GPT35.value = GPTConfig(GPTConfig(length=16000, identifier="gpt-3.5-turbo", tokenizer="cl100k_base"))

This obviously doesn’t work, and crashes using the really uninformative error:

TypeError: GPTConfig.__init__() missing 2 required positional arguments: 'model_identifier' and 'model_tokenizer'

This threw me for a loop, but in hindsight is quite obvious: the GPTConfig we assigned as a value to the enumeration member is used as the first argument in the initializer of GPTConfig, which doesn’t work.

A really ugly workaround would be to just pass tuples, which corresponds to initializing using *args. This is ugly, don’t do that:

from enum import Enum
     
class OpenAIModel(GPTConfig, Enum):
    GPT35 = (16000, "gpt-3.5-turbo", "cl100k_base")
    GPT4 = (8192, "gpt-4", "cl100k_base")

OpenAIModel.GPT4
OpenAIModel(length=8192, identifier='gpt-4', tokenizer='cl100k_base')

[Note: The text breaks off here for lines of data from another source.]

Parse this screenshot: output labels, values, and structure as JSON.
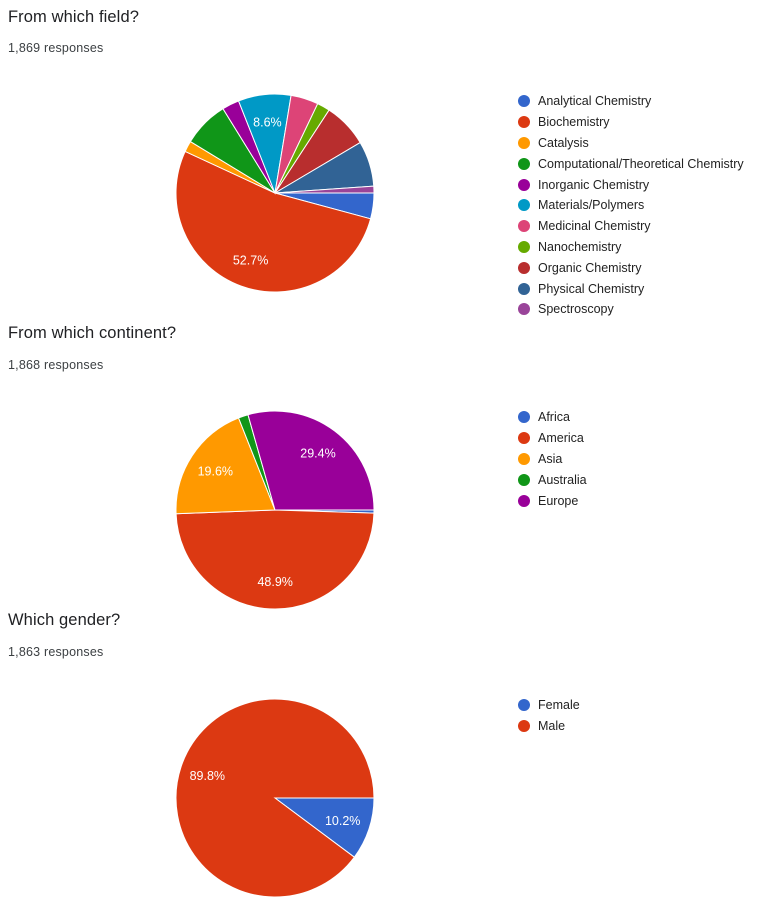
{
  "chart_data": [
    {
      "type": "pie",
      "title": "From which field?",
      "subtitle": "1,869 responses",
      "responses": 1869,
      "start_angle_deg": 0,
      "direction": "clockwise",
      "legend_position": "right",
      "categories": [
        "Analytical Chemistry",
        "Biochemistry",
        "Catalysis",
        "Computational/Theoretical Chemistry",
        "Inorganic Chemistry",
        "Materials/Polymers",
        "Medicinal Chemistry",
        "Nanochemistry",
        "Organic Chemistry",
        "Physical Chemistry",
        "Spectroscopy"
      ],
      "values": [
        4.2,
        52.7,
        1.8,
        7.5,
        2.8,
        8.6,
        4.5,
        2.1,
        7.3,
        7.4,
        1.1
      ],
      "colors": [
        "#3366cc",
        "#dc3912",
        "#ff9900",
        "#109618",
        "#990099",
        "#0099c6",
        "#dd4477",
        "#66aa00",
        "#b82e2e",
        "#316395",
        "#994499"
      ],
      "labeled_slices": {
        "Biochemistry": "52.7%",
        "Materials/Polymers": "8.6%"
      }
    },
    {
      "type": "pie",
      "title": "From which continent?",
      "subtitle": "1,868 responses",
      "responses": 1868,
      "start_angle_deg": 0,
      "direction": "clockwise",
      "legend_position": "right",
      "categories": [
        "Africa",
        "America",
        "Asia",
        "Australia",
        "Europe"
      ],
      "values": [
        0.5,
        48.9,
        19.6,
        1.6,
        29.4
      ],
      "colors": [
        "#3366cc",
        "#dc3912",
        "#ff9900",
        "#109618",
        "#990099"
      ],
      "labeled_slices": {
        "America": "48.9%",
        "Asia": "19.6%",
        "Europe": "29.4%"
      }
    },
    {
      "type": "pie",
      "title": "Which gender?",
      "subtitle": "1,863 responses",
      "responses": 1863,
      "start_angle_deg": 0,
      "direction": "clockwise",
      "legend_position": "right",
      "categories": [
        "Female",
        "Male"
      ],
      "values": [
        10.2,
        89.8
      ],
      "colors": [
        "#3366cc",
        "#dc3912"
      ],
      "labeled_slices": {
        "Female": "10.2%",
        "Male": "89.8%"
      }
    }
  ],
  "sections": [
    {
      "title": "From which field?",
      "count": "1,869 responses",
      "legend": [
        {
          "label": "Analytical Chemistry",
          "color": "#3366cc"
        },
        {
          "label": "Biochemistry",
          "color": "#dc3912"
        },
        {
          "label": "Catalysis",
          "color": "#ff9900"
        },
        {
          "label": "Computational/Theoretical Chemistry",
          "color": "#109618"
        },
        {
          "label": "Inorganic Chemistry",
          "color": "#990099"
        },
        {
          "label": "Materials/Polymers",
          "color": "#0099c6"
        },
        {
          "label": "Medicinal Chemistry",
          "color": "#dd4477"
        },
        {
          "label": "Nanochemistry",
          "color": "#66aa00"
        },
        {
          "label": "Organic Chemistry",
          "color": "#b82e2e"
        },
        {
          "label": "Physical Chemistry",
          "color": "#316395"
        },
        {
          "label": "Spectroscopy",
          "color": "#994499"
        }
      ]
    },
    {
      "title": "From which continent?",
      "count": "1,868 responses",
      "legend": [
        {
          "label": "Africa",
          "color": "#3366cc"
        },
        {
          "label": "America",
          "color": "#dc3912"
        },
        {
          "label": "Asia",
          "color": "#ff9900"
        },
        {
          "label": "Australia",
          "color": "#109618"
        },
        {
          "label": "Europe",
          "color": "#990099"
        }
      ]
    },
    {
      "title": "Which gender?",
      "count": "1,863 responses",
      "legend": [
        {
          "label": "Female",
          "color": "#3366cc"
        },
        {
          "label": "Male",
          "color": "#dc3912"
        }
      ]
    }
  ]
}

The real way to tackle this is by overriding __new__ and __init__, although I really question whether this is actually not stretching it beyond the realm of usability and into the realm of “correctness for correctness’ sake”. Let’s dive into how this works! (Note: please strap in, this is going to be ugly.)

from enum import Enum

class OpenAIModel(GPTConfig, Enum):

    def __new__(cls, *args):
        obj = object.__new__(cls)
        # Here, we assign the GPTConfig to the object
        obj._value_ = args[0]

        return obj

    def __init__(self, config: GPTConfig) -> None:
        self.tokenizer = config.tokenizer
        self.identifier = config.identifier
        self.length = config.length
        # Or, although a bit more opaque, you could iterate over every field using `__getattr__` or something. 
        # Please don't 🙏🙏🙏
    
    GPT35 = GPTConfig(length=16000, identifier="gpt-3.5-turbo", tokenizer="cl100k_base")
    GPT4 = GPTConfig(length=8192, identifier="gpt-4", tokenizer="cl100k_base")

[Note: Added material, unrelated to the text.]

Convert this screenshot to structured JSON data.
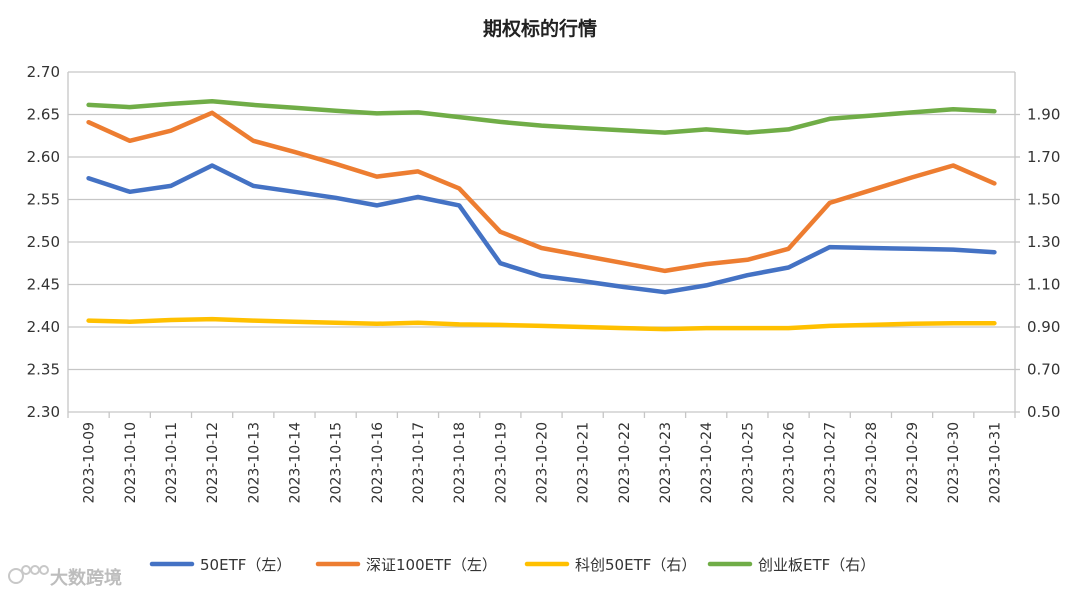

What is happening here is that in __new__, we first create the object itself, and assign the GPTConfig itself as a _value_, which is a special variable used in the internal enum machinery. Afterwards, this _value_, is passed to the initializer of the OpenAIModel class, which can then be used to assign the correct fields.

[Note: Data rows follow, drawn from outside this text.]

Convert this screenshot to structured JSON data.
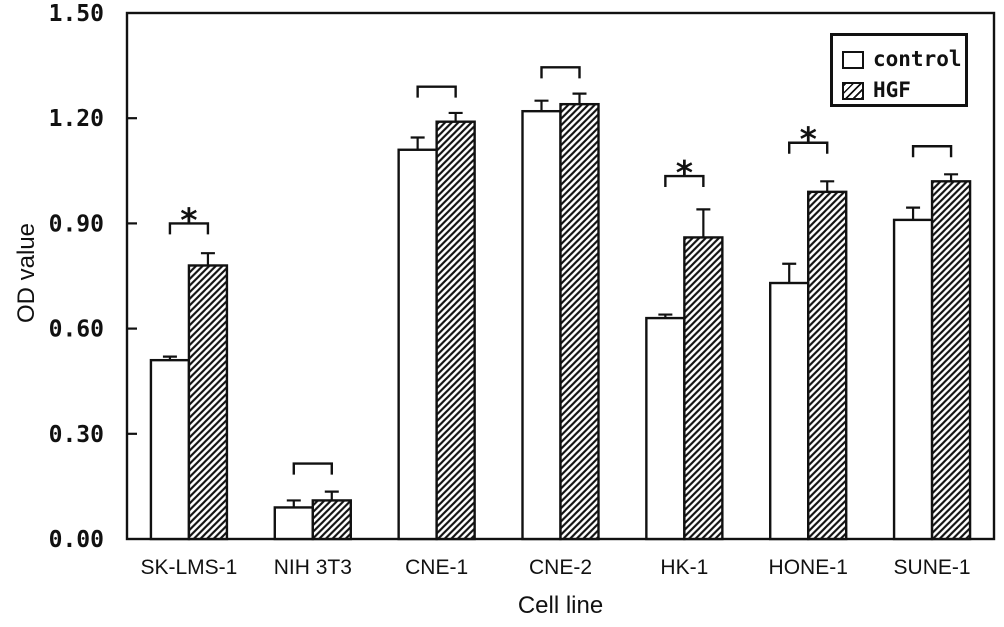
{
  "figure": {
    "background": "#ffffff",
    "ink_color": "#111111"
  },
  "chart_data": {
    "type": "bar",
    "title": "",
    "xlabel": "Cell line",
    "ylabel": "OD value",
    "ylim": [
      0,
      1.5
    ],
    "ytick_step": 0.3,
    "ytick_labels": [
      "0.00",
      "0.30",
      "0.60",
      "0.90",
      "1.20",
      "1.50"
    ],
    "grid": false,
    "legend_position": "top-right-inside",
    "error_bars": "upper-only",
    "categories": [
      "SK-LMS-1",
      "NIH 3T3",
      "CNE-1",
      "CNE-2",
      "HK-1",
      "HONE-1",
      "SUNE-1"
    ],
    "series": [
      {
        "name": "control",
        "pattern": "solid-white",
        "values": [
          0.51,
          0.09,
          1.11,
          1.22,
          0.63,
          0.73,
          0.91
        ],
        "errors": [
          0.01,
          0.02,
          0.035,
          0.03,
          0.01,
          0.055,
          0.035
        ]
      },
      {
        "name": "HGF",
        "pattern": "diagonal-hatch",
        "values": [
          0.78,
          0.11,
          1.19,
          1.24,
          0.86,
          0.99,
          1.02
        ],
        "errors": [
          0.035,
          0.025,
          0.025,
          0.03,
          0.08,
          0.03,
          0.02
        ]
      }
    ],
    "comparisons": [
      {
        "category": "SK-LMS-1",
        "bracket_top": 0.9,
        "label": "*"
      },
      {
        "category": "NIH 3T3",
        "bracket_top": 0.215,
        "label": ""
      },
      {
        "category": "CNE-1",
        "bracket_top": 1.29,
        "label": ""
      },
      {
        "category": "CNE-2",
        "bracket_top": 1.345,
        "label": ""
      },
      {
        "category": "HK-1",
        "bracket_top": 1.035,
        "label": "*"
      },
      {
        "category": "HONE-1",
        "bracket_top": 1.13,
        "label": "*"
      },
      {
        "category": "SUNE-1",
        "bracket_top": 1.12,
        "label": ""
      }
    ]
  }
}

This, again, works! We can now directly do stuff like:

model = OpenAIModel.GPT35
print(model.model_length)
# 8192

sorted(OpenAIModel, key=lambda x: x.model_length, reverse=True)
isinstance(OpenAIModel, GPTConfig)
# True

And also pass the enumeration members directly to functions that want to receive a GPTConfig. Ultimately, though, I am quite conflicted about this usage pattern. Few Python programmers seem to know that __new__ exists, and instead think that __init__ is the constructor. Coupled with the fact that making changes to GPTConfig also necessitates making changes to the OpenAIModel initializer makes me hesitant to recommend this option in practice. Ultimately, though, it might be the most correct option. Remember: code isn’t just written for you or future you, but also other people, who, far down the line, can wield the power of git blame and curse you, even if it ended up being the most correct option.

Phew! That was a wrap again! I really enjoyed digging into how complicated such a small thing as an enumeration can be, and how “correctness” isn’t necessarily better than just stretching definitions a tiny bit.